Friday, November 14th, 2003 01:52 pm (UTC)
When I was doing job counseling, we told people to apply for anything they thought they could do, even if it wasn't in their field, on the odd chance that they might land an interview and get hired.

It can be annoying, but sometimes it works out to everyone's satisfaction.
Saturday, November 15th, 2003 06:26 am (UTC)
Example from where I work:

1 opening for a full time staffer.

73 resumes arrived.

71 of the 73 used the SAME resume template from Microsoft Word.

30 of the 73 were liberal arts majors. (Sorry, we're looking for engineering/physics/math, people.)



Saturday, November 15th, 2003 07:38 am (UTC)
Ah, but see, I worked in the Employment Unit at the welfare office. Our aim was to get those liberal arts majors employed and off the rolls. Period. Once they were employed, they were free to look around for a better fit.

Word has resume templates? Suddenly, I feel like Dawn in the Buffy episode where she learns that there's already a translation of the spell she's been translating.
Friday, November 14th, 2003 01:56 pm (UTC)
Welcome to the Shiny Happy World of HR where I get 10 good resumes for every 200. Because apparently most executive assistants secretly think they are Accounting Managers and Engineers think it is cool to apply for scheduling positions.

Yes, I get to read all of the resumes for every position in every department of the company.

Friday, November 14th, 2003 02:08 pm (UTC)
Se... with my degree in psychology, and my experince in computers i'm qualified to do nothing, and everything.
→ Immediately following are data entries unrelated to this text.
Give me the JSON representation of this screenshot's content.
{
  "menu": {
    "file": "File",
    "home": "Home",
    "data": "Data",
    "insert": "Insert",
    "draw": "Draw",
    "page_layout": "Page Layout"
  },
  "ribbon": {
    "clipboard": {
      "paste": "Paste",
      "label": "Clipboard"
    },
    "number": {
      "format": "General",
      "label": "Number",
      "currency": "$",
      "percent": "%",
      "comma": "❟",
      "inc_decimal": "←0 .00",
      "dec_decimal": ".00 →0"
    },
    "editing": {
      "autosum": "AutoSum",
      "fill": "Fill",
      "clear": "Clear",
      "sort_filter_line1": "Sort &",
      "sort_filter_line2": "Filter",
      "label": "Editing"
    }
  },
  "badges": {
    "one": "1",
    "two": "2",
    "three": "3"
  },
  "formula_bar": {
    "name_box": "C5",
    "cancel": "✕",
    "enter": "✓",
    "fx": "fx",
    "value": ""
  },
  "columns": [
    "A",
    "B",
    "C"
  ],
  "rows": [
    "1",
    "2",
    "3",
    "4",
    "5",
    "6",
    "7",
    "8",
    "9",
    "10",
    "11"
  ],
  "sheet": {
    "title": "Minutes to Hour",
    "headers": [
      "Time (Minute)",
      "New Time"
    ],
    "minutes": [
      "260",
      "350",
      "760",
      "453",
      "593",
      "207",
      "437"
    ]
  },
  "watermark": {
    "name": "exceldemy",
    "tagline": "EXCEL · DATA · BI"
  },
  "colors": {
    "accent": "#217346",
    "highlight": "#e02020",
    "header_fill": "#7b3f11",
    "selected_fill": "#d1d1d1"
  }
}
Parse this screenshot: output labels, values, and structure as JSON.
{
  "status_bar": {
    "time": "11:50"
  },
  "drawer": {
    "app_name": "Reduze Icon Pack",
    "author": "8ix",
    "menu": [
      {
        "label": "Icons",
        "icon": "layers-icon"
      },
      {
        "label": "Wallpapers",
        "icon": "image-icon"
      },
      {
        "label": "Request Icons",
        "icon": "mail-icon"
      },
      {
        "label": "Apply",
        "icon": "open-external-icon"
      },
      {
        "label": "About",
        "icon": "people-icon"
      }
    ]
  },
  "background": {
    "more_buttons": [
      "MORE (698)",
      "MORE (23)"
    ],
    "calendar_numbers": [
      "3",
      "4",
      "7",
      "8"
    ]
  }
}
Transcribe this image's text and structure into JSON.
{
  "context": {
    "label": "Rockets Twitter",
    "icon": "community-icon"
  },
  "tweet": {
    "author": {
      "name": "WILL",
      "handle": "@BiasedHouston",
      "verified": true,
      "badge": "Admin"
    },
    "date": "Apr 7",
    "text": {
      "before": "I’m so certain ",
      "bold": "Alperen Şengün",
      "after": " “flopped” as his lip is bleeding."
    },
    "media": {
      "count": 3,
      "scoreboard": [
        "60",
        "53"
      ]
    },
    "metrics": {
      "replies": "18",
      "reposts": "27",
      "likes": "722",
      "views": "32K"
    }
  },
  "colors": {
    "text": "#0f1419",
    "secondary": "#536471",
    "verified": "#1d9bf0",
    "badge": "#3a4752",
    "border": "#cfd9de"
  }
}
So probally most of them like me give resume's to any anevery job in the hopes domeone might find ours skills useful.

I'm still waiting.. and waiting.. and waiting.
Friday, November 14th, 2003 06:36 pm (UTC)
Faculty jobs are different, though. For most other jobs, unless they're highly specialized (engineering, accounting, etc.), if you have related skills, they might take you on. But for a faculty job, you're only interested in the area you're lacking. We don't have a Shakespeare scholar (ours retired.) That's all we're interested in. It's great you've done so much in Victorian/postcolonial/postmodern literature, but we need someone to teach Shakespeare.
Saturday, November 15th, 2003 06:32 am (UTC)
The school I work at has even tougher requirements-- they need all faculty members to be US Citizens.

Talk about limiting your applicant pool, especially in physics and electrical engineering.